Giving Compass' Take:

• Adele Peters reports that some young Americans are refraining from having kids to reduce their carbon footprints and avoid exposing more children to the horrors of climate change. 

• How can the birth rate be best reduced to wanted pregnancies? What are the consequences of these young couples choosing not to have children?

• Learn how educating women can help slow climate change


Shortly after Blythe Pepino decided that she wanted to have children, she realized that the idea of bringing kids into a world affected by climate change was making her uncomfortable. “It had only been a couple of years that I’d felt the desire to have kids because I’d met my partner, whom I’m deeply in love with,” she says. “I got to that point in my life where a lot of my friends were having kids and it suddenly seemed like a beautiful idea to me. And that happened to coexist with my becoming much more aware of the climate challenge.”

Pepino, a 29-year-old musician, started bringing up the idea with other women in environmental advocacy groups. “I said, ‘You’re around my age: What are you thinking about kids?'” she says. “I was able to ask that question to a few people, and I was really surprised that there were a lot of people who were saying, ‘I haven’t talked about this to anyone, but I’m really questioning it.'”

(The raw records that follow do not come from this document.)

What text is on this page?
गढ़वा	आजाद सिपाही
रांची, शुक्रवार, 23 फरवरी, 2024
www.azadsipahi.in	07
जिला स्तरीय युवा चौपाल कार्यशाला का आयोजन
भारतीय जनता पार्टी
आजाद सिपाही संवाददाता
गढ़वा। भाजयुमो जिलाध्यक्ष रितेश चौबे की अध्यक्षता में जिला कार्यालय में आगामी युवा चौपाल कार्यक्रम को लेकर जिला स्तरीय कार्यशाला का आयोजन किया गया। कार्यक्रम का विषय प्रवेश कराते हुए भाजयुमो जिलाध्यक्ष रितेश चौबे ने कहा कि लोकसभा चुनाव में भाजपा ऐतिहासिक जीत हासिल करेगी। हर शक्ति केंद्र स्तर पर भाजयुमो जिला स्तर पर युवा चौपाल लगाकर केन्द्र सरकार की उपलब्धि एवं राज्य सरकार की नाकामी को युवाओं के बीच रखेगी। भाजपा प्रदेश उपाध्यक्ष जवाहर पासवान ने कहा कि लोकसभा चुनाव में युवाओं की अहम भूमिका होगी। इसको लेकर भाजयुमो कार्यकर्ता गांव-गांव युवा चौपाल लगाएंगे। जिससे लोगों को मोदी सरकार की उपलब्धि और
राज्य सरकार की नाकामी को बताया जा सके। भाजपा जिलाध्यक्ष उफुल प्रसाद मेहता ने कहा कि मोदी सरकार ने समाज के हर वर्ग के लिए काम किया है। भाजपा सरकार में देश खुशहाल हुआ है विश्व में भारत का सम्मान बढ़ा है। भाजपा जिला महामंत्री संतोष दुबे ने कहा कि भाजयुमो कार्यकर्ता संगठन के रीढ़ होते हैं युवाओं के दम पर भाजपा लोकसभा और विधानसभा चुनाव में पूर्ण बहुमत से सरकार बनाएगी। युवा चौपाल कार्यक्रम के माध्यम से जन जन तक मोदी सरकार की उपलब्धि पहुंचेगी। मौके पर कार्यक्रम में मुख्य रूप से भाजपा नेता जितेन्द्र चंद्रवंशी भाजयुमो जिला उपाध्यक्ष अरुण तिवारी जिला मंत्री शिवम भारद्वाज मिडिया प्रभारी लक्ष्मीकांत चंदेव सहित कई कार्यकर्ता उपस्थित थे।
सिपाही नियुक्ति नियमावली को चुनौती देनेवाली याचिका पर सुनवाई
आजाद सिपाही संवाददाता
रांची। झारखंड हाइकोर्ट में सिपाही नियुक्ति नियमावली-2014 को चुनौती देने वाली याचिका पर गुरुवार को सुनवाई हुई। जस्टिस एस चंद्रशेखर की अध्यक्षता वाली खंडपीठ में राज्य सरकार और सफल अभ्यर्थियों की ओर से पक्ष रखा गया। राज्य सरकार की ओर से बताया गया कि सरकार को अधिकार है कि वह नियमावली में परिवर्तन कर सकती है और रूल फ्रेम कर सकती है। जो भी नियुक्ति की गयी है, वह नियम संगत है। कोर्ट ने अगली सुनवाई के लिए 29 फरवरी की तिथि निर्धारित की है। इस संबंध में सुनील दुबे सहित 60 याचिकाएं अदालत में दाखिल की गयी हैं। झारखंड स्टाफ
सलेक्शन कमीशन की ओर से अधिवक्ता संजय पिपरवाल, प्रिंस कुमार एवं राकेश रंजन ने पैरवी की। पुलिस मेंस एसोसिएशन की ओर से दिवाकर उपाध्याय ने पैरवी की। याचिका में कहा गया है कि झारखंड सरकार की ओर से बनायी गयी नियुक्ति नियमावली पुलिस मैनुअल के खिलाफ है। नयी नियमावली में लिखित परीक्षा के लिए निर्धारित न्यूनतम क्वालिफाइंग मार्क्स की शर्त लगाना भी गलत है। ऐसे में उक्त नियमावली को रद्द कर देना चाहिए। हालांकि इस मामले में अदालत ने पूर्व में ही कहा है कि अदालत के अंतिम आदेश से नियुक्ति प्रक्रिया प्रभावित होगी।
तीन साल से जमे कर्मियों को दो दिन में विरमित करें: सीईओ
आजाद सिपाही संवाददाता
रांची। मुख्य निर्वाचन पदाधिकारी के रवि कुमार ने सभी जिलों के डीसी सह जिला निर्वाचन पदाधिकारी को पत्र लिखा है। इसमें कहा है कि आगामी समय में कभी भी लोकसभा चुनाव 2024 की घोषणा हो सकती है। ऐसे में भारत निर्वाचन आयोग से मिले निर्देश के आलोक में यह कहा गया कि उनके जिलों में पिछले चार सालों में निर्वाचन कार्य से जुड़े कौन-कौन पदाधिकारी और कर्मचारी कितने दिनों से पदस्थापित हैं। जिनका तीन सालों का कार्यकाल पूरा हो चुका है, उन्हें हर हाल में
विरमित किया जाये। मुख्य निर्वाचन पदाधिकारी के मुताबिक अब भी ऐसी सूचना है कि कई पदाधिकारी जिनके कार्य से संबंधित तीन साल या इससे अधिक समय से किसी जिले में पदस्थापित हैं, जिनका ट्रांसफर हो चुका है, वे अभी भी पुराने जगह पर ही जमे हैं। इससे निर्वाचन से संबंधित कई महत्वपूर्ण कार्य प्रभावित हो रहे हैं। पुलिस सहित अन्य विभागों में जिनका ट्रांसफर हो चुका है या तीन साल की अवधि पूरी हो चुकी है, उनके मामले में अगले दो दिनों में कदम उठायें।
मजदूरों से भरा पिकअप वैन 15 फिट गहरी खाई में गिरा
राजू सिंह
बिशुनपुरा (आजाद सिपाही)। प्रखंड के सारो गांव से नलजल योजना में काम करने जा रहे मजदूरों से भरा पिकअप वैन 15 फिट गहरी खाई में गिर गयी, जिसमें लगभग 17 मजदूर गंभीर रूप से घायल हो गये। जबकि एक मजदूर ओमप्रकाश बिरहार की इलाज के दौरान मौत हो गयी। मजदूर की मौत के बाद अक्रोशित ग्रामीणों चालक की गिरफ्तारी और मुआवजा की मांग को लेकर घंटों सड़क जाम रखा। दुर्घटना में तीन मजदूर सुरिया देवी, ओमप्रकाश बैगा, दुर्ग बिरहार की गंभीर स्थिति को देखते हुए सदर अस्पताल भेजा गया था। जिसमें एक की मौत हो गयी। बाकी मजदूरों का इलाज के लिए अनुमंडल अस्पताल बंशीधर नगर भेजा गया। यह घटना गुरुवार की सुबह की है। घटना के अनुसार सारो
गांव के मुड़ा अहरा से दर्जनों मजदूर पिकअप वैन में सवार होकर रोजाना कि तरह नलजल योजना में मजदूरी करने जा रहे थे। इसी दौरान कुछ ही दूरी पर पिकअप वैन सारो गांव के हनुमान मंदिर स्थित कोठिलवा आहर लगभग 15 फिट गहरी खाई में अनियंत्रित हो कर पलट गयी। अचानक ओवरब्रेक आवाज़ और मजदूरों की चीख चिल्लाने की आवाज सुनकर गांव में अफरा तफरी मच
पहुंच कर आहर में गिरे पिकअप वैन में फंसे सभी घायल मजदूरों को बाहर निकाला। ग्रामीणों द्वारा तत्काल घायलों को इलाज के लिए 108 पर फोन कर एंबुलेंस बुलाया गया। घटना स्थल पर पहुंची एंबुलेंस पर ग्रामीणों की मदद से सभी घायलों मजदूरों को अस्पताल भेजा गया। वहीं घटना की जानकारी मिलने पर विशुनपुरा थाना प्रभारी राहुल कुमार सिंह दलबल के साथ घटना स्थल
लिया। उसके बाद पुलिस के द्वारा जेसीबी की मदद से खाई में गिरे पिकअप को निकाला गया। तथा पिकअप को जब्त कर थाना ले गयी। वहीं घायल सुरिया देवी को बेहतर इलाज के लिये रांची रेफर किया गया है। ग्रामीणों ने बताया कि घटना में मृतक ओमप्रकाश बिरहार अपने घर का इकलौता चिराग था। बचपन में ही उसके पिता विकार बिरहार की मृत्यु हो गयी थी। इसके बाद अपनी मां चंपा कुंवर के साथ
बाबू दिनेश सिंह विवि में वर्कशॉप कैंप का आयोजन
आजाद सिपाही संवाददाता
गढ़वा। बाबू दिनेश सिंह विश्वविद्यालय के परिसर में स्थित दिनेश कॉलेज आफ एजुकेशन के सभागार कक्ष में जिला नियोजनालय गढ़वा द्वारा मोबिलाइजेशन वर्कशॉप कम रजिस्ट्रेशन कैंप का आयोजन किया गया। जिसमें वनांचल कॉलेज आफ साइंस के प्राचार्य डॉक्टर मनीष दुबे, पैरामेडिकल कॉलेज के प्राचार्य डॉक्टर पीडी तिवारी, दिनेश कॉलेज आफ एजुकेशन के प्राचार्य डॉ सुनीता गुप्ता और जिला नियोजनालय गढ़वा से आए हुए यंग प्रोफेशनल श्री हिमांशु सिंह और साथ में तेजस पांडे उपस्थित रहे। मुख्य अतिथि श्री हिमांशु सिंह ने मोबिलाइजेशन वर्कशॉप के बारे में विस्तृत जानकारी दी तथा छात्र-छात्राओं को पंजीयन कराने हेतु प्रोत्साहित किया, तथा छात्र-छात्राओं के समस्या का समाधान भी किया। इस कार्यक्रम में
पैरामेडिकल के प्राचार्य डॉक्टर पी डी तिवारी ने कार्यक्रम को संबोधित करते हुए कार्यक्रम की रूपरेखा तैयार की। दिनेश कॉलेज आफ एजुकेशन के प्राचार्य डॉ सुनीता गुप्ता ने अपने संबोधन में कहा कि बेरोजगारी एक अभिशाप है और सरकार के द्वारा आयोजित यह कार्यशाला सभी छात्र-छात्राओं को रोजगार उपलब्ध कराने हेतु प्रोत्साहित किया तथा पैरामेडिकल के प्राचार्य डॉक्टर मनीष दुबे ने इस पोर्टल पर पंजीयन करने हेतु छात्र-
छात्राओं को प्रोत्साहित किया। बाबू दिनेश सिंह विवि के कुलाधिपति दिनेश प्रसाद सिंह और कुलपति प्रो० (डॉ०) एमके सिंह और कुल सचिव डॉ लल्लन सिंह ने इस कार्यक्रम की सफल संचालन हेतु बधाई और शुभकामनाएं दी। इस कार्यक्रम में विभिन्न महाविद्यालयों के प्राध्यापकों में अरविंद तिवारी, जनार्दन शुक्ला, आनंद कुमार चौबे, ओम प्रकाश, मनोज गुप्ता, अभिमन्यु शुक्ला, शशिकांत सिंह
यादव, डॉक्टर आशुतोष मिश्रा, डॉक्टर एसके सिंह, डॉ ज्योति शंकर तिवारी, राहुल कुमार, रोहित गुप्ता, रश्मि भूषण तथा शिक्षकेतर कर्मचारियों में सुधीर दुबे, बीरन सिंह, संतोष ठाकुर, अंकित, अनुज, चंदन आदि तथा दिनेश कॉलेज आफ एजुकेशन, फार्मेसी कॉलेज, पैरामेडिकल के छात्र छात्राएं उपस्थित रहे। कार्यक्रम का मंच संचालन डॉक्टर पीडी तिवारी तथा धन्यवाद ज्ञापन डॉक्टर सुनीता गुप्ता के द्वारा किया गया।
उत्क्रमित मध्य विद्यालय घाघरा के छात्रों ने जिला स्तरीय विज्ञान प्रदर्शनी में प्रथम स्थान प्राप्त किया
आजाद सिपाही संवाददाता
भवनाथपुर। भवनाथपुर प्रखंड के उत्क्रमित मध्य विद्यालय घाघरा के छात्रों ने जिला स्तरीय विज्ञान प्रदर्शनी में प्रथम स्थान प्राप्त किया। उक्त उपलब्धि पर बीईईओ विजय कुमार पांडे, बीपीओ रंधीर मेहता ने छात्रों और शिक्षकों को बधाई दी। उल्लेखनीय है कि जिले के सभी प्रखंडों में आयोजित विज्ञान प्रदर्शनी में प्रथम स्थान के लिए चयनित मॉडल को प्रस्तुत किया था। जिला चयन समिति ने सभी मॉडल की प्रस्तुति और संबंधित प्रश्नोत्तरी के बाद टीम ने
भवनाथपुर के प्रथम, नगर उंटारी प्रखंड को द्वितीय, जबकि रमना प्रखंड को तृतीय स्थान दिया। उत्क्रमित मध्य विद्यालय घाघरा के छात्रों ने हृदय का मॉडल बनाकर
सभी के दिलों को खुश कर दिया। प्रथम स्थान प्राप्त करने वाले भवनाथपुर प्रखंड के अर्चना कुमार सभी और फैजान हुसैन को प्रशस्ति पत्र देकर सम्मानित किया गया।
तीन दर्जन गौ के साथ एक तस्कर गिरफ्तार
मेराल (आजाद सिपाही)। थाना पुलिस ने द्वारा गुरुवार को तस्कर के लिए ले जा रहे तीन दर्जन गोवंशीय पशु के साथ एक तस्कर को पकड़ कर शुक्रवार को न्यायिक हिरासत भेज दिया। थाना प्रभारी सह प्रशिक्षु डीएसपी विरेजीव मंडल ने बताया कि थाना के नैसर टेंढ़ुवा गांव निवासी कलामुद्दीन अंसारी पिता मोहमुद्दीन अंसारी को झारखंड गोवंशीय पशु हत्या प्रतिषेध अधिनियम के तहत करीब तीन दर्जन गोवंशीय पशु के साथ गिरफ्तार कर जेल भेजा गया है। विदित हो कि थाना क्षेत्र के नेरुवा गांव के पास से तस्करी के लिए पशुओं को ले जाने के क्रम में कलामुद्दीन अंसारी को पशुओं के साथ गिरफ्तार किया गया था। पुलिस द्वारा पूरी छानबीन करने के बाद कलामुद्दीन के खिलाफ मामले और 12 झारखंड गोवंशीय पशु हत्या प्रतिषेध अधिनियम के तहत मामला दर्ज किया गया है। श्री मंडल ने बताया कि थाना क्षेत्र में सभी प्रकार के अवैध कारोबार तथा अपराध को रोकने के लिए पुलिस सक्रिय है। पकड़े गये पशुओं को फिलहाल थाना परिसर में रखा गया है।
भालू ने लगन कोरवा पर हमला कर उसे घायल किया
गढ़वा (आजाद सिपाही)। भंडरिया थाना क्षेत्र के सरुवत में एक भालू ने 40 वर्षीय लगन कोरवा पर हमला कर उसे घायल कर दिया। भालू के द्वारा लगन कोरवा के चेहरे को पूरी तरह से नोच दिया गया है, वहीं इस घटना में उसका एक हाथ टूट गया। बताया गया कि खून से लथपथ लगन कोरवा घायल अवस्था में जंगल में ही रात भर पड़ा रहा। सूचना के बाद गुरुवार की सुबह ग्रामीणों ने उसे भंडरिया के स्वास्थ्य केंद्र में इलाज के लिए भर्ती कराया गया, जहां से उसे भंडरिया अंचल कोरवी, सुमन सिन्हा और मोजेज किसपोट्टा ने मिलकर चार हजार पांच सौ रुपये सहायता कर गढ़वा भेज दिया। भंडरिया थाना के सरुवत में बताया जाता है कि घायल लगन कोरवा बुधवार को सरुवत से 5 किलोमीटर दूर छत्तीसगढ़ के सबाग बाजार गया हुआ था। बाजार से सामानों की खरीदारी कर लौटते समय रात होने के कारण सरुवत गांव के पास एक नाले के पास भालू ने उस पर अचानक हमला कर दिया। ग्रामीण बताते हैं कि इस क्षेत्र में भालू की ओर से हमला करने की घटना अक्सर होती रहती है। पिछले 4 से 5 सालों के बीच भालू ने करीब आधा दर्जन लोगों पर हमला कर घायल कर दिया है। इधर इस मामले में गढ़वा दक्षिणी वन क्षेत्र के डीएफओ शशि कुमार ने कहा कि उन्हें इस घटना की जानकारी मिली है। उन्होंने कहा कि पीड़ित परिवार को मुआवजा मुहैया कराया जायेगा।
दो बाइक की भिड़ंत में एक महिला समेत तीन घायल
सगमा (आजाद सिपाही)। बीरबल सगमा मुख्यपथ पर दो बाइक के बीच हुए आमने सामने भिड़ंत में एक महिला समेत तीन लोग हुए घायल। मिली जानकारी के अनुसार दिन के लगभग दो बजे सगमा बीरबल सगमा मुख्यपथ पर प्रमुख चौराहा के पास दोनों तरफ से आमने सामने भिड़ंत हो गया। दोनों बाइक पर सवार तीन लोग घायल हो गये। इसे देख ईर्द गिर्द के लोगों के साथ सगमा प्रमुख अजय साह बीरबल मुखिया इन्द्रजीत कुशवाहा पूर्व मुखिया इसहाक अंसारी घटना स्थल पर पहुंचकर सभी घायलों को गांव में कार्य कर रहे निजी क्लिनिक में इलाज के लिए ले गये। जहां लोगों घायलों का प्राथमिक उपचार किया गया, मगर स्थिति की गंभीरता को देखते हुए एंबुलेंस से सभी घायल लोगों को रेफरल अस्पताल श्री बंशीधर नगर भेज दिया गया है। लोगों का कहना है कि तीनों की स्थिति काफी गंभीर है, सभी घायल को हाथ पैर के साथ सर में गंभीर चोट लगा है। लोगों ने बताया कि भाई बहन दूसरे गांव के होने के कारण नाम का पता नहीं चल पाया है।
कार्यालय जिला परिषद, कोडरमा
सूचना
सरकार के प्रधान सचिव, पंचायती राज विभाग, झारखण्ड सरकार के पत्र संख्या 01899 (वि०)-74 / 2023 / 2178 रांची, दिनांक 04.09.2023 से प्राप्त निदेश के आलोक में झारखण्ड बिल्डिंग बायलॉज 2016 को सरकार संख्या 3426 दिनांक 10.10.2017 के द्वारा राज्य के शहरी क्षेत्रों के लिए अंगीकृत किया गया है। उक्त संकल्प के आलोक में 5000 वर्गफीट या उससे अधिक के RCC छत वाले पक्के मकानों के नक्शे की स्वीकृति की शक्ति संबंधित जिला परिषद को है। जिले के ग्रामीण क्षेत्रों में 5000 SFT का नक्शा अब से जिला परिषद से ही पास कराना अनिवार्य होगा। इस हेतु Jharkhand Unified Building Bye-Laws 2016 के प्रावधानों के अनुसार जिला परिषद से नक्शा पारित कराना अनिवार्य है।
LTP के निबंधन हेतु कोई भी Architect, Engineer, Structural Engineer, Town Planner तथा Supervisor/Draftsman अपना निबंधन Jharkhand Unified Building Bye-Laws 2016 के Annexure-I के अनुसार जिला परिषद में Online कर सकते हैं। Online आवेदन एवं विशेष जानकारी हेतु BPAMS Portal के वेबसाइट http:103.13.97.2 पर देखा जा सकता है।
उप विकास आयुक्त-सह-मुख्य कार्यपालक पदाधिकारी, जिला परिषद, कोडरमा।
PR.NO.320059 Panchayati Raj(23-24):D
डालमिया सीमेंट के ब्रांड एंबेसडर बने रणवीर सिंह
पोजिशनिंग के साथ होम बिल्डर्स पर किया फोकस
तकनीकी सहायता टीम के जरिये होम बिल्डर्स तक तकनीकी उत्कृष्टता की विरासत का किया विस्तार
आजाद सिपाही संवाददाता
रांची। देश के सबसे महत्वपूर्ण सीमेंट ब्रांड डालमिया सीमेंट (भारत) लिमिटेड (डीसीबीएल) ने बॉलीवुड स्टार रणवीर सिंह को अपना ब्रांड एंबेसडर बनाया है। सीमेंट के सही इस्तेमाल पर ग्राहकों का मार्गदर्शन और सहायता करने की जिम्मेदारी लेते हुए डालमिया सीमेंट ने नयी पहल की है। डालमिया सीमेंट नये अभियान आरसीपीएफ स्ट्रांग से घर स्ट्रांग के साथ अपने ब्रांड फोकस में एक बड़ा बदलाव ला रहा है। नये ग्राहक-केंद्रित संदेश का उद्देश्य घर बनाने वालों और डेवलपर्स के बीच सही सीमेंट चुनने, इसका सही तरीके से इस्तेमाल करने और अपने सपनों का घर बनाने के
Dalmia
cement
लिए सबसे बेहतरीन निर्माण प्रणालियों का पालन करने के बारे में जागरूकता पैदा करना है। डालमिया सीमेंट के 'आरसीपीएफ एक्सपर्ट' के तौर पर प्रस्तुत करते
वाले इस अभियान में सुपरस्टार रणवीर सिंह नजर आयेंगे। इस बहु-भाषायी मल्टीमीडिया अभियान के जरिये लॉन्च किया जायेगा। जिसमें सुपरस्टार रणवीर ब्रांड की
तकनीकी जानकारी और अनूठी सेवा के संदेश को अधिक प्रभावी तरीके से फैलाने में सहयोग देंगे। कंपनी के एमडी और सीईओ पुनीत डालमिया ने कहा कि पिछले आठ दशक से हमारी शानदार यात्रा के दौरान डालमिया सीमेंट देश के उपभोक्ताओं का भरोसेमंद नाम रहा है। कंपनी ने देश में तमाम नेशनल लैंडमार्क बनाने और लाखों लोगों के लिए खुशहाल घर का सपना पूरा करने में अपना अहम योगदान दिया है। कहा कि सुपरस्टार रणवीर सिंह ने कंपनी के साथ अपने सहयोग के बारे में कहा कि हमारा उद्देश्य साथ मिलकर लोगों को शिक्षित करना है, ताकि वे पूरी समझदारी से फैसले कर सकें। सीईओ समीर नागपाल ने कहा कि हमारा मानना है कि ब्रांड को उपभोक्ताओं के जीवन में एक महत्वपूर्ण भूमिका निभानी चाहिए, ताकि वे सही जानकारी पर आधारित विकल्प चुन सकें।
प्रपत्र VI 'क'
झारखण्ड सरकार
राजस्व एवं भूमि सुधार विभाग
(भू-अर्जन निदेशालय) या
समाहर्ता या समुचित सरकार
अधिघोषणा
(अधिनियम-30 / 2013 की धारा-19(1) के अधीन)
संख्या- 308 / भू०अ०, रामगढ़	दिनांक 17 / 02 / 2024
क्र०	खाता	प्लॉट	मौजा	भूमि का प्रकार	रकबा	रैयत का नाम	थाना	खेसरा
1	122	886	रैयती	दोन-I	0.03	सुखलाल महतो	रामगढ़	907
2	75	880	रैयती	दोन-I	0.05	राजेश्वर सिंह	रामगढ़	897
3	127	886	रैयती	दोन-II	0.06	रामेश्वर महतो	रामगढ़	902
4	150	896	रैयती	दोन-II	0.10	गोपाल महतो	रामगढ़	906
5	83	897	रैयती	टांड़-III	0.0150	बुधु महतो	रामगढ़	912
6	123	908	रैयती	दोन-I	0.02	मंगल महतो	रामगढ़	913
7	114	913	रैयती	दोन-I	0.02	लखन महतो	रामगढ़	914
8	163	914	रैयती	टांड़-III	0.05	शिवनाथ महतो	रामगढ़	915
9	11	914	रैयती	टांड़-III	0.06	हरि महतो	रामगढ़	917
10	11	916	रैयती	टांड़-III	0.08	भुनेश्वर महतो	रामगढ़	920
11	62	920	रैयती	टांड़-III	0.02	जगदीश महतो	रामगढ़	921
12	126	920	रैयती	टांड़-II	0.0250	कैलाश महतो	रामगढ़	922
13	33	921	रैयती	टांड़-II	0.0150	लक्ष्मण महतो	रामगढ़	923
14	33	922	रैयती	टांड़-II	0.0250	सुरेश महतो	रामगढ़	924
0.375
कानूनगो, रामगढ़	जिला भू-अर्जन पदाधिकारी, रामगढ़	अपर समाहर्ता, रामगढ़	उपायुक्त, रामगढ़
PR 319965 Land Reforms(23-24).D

She started a Facebook group called #Birthstrike to make the idea public; within a few days, 90 women had joined. While some may be partly motivated by the fact that the choice limits carbon emissions–one recent study found that not having children is one of the most effective ways to limit your personal carbon footprint–the underlying motivation was wanting to avoid bringing a child into a world where they may suffer. “Our main focus is the fact that we’re too afraid really to bring a kid into that future,” Pepino says. After Alexandra Ocasio-Cortez recently suggested that some young Americans feel the same way, a survey found that 38% of 18- to 29-year-old Americans believe that a couple should consider the risks of climate change before deciding to have kids. “I can’t have a child unless I am seriously, seriously convinced that we are on a different path,” one member of Birthstrike, 22-year-old Alice Brown, says in a video about the group.